Ihr Toptalent Romano Schmid, 17, mussten Sie allerdings an Salzburg abgeben. Wenn einem nicht nur Leistungsträger, sondern auch die besten Jugendspieler weggekauft werden, welche Chance hat man da noch?

Österreich ist ein Ausbildungsland. Das trifft ja nicht nur uns. Und nicht nur Jugendspieler. Klar, wir hätten Romano Schmid gern gehalten, er hat aber von seiner Ausstiegsklausel Gebrauch gemacht. Das muss man leider Gottes so akzeptieren. Er hatte hier eine gute Plattform, hatte schon Spiele bei den Profis absolviert. Ich denke, er hätte sich auch hier gut entwickelt.

Aber sind diese Abgänge nicht frustrierend?
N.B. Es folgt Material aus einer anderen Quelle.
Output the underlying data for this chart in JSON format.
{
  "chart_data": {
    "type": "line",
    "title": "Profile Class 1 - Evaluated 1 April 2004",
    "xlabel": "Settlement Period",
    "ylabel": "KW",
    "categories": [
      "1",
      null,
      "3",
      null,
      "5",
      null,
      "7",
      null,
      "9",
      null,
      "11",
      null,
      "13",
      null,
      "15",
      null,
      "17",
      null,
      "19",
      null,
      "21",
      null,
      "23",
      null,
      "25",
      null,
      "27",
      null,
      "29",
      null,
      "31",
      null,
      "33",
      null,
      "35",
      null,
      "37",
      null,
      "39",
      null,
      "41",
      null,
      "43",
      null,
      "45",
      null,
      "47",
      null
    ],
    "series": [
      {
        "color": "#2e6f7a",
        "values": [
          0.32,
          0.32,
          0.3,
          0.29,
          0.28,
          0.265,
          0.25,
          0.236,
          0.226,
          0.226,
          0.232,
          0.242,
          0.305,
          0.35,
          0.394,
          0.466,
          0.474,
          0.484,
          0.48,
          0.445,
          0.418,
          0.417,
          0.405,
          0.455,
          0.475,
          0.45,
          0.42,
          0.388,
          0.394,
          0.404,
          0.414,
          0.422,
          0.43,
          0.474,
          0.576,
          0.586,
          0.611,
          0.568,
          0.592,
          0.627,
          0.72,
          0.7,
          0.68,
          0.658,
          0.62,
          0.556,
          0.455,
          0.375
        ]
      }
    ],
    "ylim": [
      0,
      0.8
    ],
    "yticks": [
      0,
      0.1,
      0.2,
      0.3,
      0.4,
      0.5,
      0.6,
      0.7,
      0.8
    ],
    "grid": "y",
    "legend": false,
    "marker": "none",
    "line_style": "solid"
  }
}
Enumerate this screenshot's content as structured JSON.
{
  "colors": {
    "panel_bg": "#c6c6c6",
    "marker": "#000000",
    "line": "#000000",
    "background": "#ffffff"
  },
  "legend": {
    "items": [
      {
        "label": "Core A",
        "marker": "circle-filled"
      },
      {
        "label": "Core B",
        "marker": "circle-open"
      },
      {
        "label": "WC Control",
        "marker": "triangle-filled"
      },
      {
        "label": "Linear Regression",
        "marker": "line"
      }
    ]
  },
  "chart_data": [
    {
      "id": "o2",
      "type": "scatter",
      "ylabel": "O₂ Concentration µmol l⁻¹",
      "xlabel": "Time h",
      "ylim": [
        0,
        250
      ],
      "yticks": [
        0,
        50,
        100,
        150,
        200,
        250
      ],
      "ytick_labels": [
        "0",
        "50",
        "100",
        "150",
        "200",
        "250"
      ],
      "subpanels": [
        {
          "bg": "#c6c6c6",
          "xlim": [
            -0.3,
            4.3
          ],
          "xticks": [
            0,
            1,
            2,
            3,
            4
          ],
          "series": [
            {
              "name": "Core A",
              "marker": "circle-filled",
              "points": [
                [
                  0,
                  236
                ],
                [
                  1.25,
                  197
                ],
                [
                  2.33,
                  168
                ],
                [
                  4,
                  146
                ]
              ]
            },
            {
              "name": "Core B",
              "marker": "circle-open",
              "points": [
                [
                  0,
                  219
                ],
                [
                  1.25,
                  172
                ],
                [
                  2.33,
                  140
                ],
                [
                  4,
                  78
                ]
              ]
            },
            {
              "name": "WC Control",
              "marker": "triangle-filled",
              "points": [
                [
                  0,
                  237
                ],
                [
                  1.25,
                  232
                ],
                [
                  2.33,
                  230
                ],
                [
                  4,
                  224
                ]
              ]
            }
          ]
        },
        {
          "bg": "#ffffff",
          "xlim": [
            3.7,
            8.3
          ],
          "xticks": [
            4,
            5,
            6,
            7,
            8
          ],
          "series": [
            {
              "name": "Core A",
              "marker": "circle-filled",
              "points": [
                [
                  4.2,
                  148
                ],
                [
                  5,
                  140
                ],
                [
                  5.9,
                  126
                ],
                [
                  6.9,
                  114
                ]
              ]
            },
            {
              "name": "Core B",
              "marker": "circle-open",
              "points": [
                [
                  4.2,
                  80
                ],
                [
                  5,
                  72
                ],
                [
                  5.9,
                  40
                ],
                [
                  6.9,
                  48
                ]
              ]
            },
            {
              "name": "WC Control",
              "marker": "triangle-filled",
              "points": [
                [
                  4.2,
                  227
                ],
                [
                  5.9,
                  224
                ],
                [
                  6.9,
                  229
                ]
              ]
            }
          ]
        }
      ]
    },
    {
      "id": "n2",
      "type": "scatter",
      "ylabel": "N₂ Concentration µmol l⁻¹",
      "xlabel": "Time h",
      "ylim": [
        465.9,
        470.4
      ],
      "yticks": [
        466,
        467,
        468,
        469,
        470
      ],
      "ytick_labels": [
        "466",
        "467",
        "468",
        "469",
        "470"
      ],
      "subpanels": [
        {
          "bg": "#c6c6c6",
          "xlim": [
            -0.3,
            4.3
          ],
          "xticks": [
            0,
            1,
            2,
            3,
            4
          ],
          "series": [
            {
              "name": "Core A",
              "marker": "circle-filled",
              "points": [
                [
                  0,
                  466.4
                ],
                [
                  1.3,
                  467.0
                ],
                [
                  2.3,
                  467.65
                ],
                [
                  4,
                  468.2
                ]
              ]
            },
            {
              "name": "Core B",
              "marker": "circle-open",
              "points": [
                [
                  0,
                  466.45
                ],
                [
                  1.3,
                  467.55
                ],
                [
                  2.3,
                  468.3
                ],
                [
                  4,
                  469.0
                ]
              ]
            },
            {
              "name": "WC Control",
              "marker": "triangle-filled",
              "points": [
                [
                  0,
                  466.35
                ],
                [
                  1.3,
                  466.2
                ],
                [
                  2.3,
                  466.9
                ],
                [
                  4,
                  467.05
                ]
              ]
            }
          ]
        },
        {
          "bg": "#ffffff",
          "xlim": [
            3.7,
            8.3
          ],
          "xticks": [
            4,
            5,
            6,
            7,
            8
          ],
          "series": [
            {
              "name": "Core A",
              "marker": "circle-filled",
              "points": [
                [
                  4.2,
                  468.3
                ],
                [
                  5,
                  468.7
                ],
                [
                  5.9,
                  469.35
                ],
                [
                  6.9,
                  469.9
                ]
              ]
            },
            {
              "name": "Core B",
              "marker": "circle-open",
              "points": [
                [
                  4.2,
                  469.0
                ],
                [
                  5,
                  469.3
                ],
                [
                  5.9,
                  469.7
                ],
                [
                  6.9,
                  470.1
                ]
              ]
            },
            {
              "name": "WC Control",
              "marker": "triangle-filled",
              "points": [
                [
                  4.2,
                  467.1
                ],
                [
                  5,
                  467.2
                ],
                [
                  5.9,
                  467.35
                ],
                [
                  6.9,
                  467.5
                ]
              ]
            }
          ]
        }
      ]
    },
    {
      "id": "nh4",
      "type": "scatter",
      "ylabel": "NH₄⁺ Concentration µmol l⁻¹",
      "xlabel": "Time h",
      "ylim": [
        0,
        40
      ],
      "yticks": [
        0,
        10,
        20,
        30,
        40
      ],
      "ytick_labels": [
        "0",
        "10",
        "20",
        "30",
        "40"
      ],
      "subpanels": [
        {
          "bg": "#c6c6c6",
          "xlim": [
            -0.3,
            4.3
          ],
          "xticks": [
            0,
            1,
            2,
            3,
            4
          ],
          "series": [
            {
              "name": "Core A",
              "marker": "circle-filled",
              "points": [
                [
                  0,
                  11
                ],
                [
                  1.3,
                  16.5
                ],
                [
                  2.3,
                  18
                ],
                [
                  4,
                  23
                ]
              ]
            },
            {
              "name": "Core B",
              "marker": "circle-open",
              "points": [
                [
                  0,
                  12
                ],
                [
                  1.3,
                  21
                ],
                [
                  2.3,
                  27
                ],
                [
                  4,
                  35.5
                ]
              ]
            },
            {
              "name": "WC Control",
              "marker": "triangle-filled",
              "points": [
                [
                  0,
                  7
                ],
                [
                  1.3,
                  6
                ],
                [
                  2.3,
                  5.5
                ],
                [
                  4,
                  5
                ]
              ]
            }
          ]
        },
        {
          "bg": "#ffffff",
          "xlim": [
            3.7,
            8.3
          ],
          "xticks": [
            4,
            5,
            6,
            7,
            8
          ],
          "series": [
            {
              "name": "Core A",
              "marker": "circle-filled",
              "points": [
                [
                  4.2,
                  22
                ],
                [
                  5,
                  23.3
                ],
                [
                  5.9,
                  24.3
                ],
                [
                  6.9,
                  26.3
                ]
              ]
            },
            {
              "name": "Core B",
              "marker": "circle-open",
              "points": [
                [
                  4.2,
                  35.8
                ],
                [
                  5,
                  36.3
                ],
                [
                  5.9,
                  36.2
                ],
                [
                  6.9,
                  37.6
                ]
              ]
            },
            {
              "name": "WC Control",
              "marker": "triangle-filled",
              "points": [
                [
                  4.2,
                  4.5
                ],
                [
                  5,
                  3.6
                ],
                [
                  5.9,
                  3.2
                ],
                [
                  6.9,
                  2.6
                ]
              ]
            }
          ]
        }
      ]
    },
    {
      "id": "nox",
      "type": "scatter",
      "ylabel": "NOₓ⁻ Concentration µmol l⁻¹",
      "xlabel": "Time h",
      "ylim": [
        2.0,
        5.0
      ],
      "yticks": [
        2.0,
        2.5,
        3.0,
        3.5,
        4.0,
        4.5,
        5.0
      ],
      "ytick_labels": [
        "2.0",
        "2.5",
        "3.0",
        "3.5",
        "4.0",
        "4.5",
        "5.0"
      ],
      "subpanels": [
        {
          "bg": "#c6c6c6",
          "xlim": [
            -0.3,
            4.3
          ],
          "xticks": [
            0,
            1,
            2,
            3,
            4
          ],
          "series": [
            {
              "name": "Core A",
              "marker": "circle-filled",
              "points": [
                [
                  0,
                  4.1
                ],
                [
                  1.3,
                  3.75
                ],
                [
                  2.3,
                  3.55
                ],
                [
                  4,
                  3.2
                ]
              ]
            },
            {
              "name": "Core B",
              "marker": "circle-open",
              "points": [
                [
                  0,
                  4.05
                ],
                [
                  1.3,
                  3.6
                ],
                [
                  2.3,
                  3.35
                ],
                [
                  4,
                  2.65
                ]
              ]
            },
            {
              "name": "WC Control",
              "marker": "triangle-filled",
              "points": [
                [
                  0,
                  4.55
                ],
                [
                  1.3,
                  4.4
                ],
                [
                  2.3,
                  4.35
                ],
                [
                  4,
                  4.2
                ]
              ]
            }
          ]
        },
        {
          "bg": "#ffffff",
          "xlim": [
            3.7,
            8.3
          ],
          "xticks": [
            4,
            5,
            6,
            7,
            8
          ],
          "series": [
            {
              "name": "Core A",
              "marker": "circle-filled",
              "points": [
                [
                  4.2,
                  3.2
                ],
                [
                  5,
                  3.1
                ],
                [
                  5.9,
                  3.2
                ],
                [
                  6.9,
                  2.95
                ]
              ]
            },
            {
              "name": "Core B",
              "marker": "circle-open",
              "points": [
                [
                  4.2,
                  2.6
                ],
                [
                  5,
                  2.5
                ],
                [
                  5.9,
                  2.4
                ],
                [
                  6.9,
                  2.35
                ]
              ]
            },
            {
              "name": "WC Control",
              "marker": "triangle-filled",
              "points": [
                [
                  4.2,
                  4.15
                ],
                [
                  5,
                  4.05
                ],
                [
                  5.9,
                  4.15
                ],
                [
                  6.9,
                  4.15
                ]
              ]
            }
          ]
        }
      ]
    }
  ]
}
Ich würde nicht sagen, dass man enttäuscht ist, aber es ärgert einen, wenn man gerade einen jungen Spieler herangeführt hat, und dieser dann weggeht. Andererseits zeigt es auch, dass wir in Graz gut arbeiten, dass wir Spieler entwickeln. Wir haben auch noch andere Talente, die nachrücken. Aber gerade, wenn man bei Sturm gut spielt, weckt das Begehrlichkeiten.

Am Sonntag gastiert Meister Salzburg in der Merkur Arena. Können Sie Salzburg über eine Saison lang überhaupt Paroli bieten?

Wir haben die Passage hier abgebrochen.